Made a bunch of money of that stuff. Then they lost interest and so did the government and most of it either closed down or offshored. Most of the offshore stuff was BS with stuff being sent out at top dollar only to be dumped on the way to wherever.
There is a lot of corruption around the whole waste and recycling process. Think Tony Soprano stuff.
My brother is in South Sudan for a few weeks. He said one of the surprises seeing the Nile was the “millions of plastic bottles floating downstream”.
What changed?
When I was in Boy Scouts in the mid 1970s, SOMEBODY was paying us cash money by the ton for paper we collected in paper drives. It was a significant fundraiser for our troop. And that was a long time before Clinton.
I’ve never hugged a tree, but I have a given a few of them a reassuring pat on the shoulder.
Isn’t the meeting in May?
I doubt any of those came from the US.
But they can always blame Israel.
So does that mean it’s not a problem?
No, but it means it’s not OUR problem, and that the greenies are fighting in the wrong parts of the world.
Did you ever carve your initials in a tree?
No, they have their meeting in January, in downtown Bellevue. They start at 4:00PM so it is easy for me to attend.
100%
One thing I would add to this is, some on the left think that if they dream something up and then force everybody into it, they think that is an actual “public good”. So you can explain to them how this is traditionally thought of, and then they think well if we think it’s good and then we force everybody into it that is also a public good. It’s just endless until the government and society runs out of money.
The keyword that explains most things that go awry.
That is insane. Unbelievable.
I don’t know how it’s working out right now, but they were trying to do this in a college city in eastern Iowa and they had one hell of a time controlling the smells of the truck and the plant. You would think it would be viable in some way because it appears to be kind of simple but it probably isn’t.
This is just perfect. lol
I love this discussion so much.
I am so glad the tide has turned on this nonsense. They are mafia that want to screw their own people and the whole planet.
Dennis Prager had a really good guest about this yesterday. The lack of foresight by the West’s ruling class is a disaster.
Of course.
Oh yeah. For some reason I brain farted and conflated it with Berkshire Hathaway.
The Tierney article cited earlier, on ocean plastics:
2017 study in Nature Communicationsestimated, 86 percent comes from Asia and virtually all the rest from Africa and South America
Trees into paper works the mill I worked at has a history as a straw mill. They made paper from straw / hay / hemp before the world went to trees. There some urban legend about Hearst forcing this because he owned forest land at the time. Any plant with strong long fibers can be used for paper production.
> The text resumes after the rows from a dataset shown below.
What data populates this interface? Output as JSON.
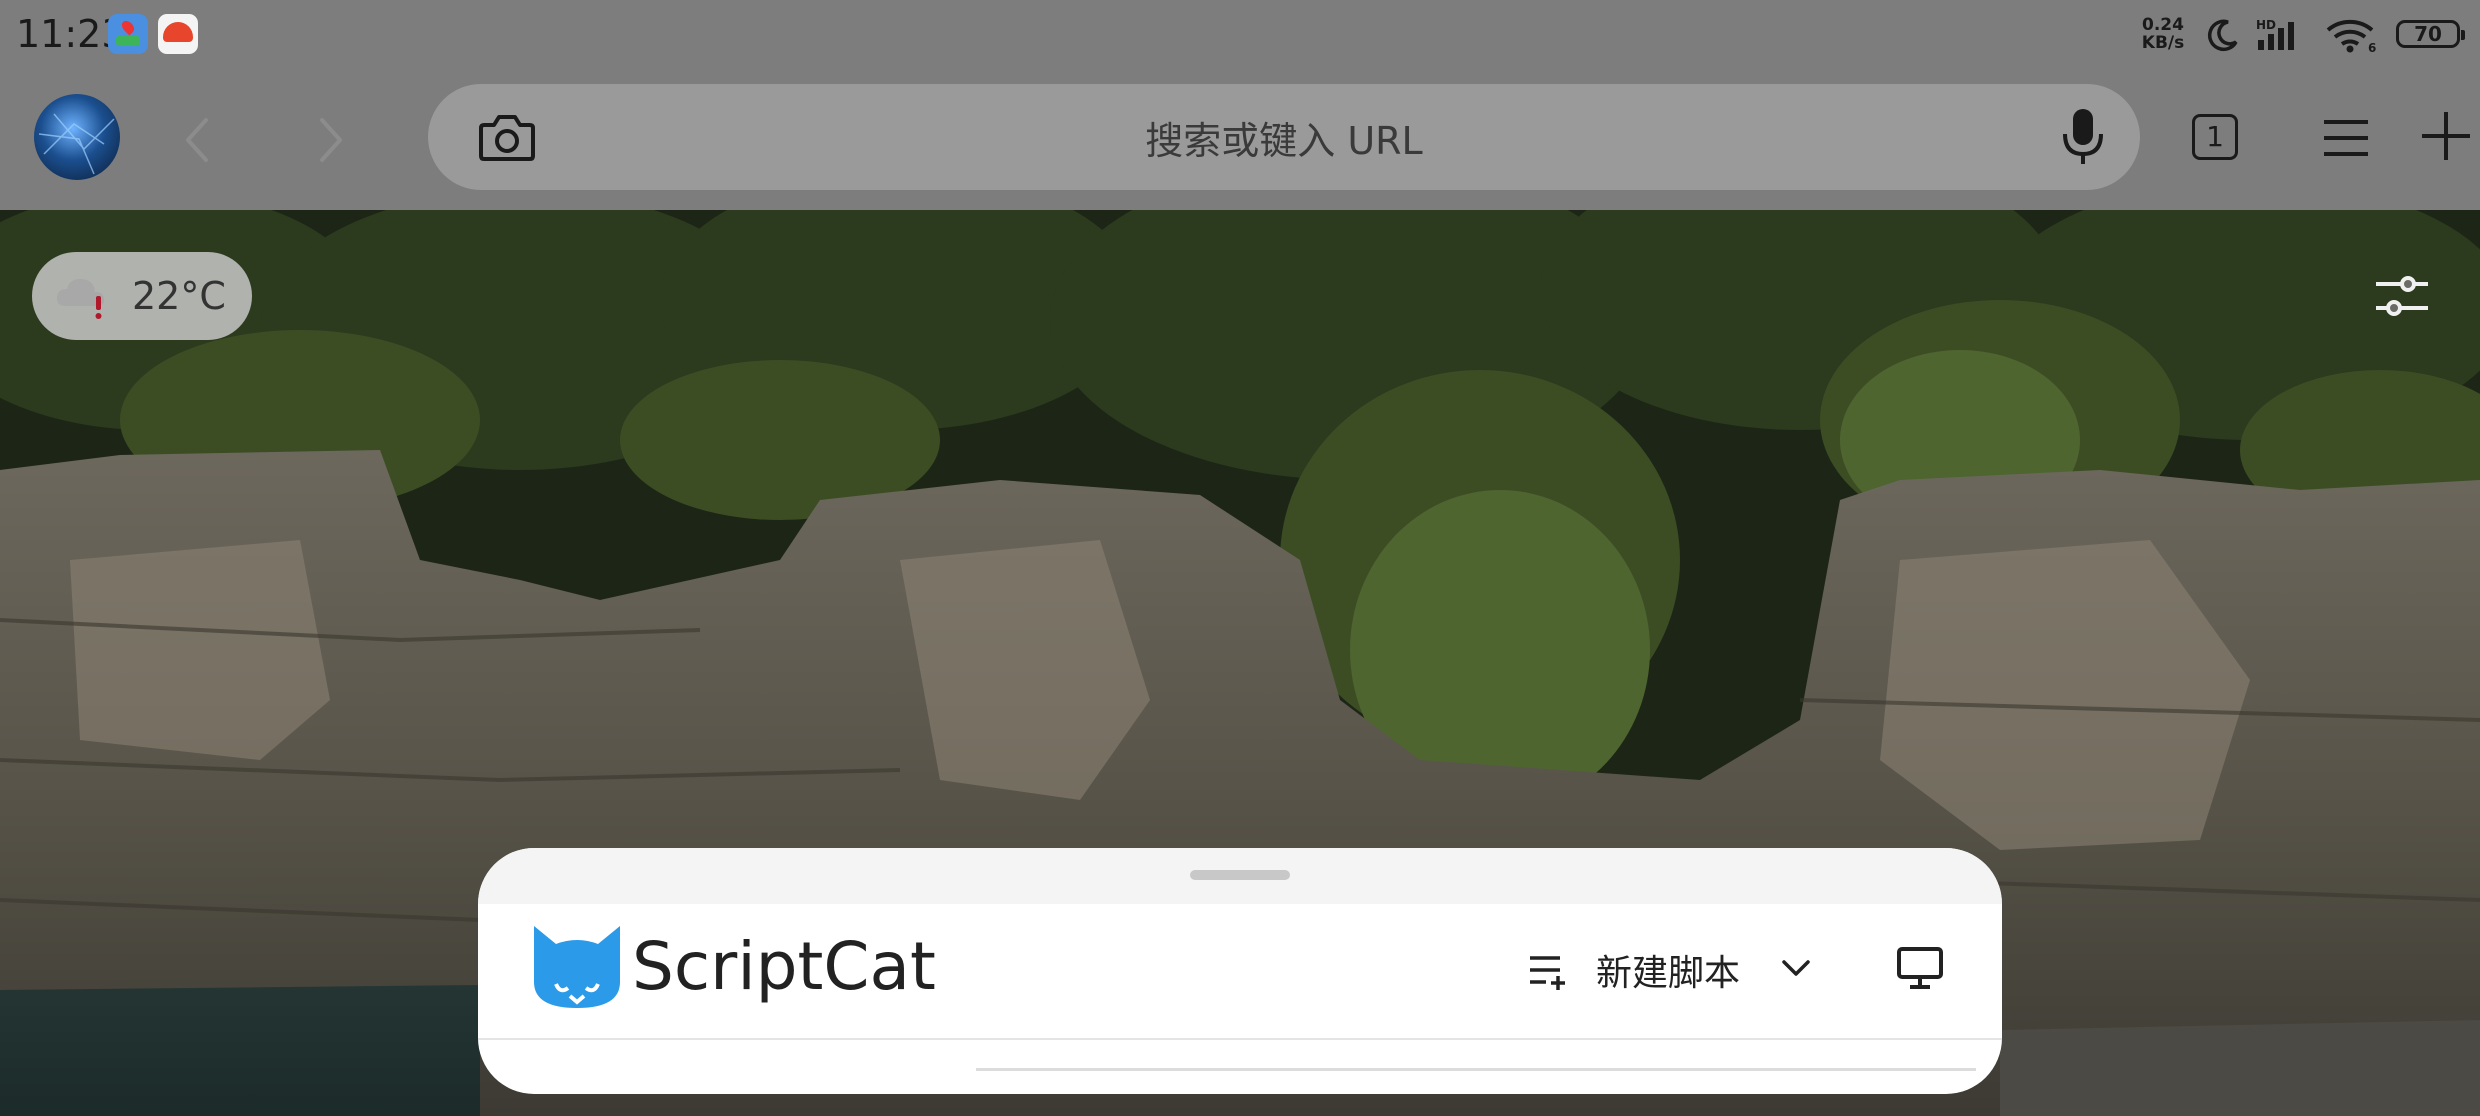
{
  "status_bar": {
    "time": "11:23",
    "apps": [
      "maps-icon",
      "game-icon"
    ],
    "net_speed_value": "0.24",
    "net_speed_unit": "KB/s",
    "signal_label": "HD",
    "wifi_label": "6",
    "battery": "70"
  },
  "toolbar": {
    "url_placeholder": "搜索或键入 URL",
    "tab_count": "1",
    "icons": [
      "avatar",
      "chevron-left-icon",
      "chevron-right-icon",
      "camera-icon",
      "mic-icon",
      "tabs-icon",
      "menu-icon",
      "plus-icon"
    ]
  },
  "weather": {
    "temperature": "22°C",
    "icon": "cloud-alert-icon"
  },
  "panel": {
    "brand": "ScriptCat",
    "new_script_label": "新建脚本",
    "icons": [
      "scriptcat-logo-icon",
      "list-add-icon",
      "chevron-down-icon",
      "desktop-icon"
    ]
  },
  "colors": {
    "status_bar_bg": "#7d7d7d",
    "urlbar_bg": "#9a9a9a",
    "brand_blue": "#2b9ae8",
    "panel_bg": "#ffffff"
  }
}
Some of those products grow faster and cheaper than trees. Coming from Indiana / Kentucky I always wondered about using corn stalks. But I doubt this can be rethought now since everything is based on existing industries and legal frameworks.
The people that want that have the government create / support the processes through laws and regulations and grants and who knows what else. These programs come and go like all social stuff. Mostly what stops this is political aims.
Government Is How We Steal From Each Other™
Hey FJJG, you seem knowledgeable about this stuff.
Is there a way to recycle plastic, but in a different way, using it’s supposed detriments as a strength?
Since it doesn’t biodegrade, maybe it could be used as a building material. Could you say, dump plastic bottles into compactor, a serious compactor which would crush them into a solid mass? Keep adding bottles and crushing until you had a solid brick of hard, non-biodegradable material.
Now you might be able to cut that stuff up into shapes to maybe build foundations, or maybe even engineered walls or something?
Im not a chemist, just spitballing here.
I think they’re already using them to create park benches and planking for decks, stuff like that.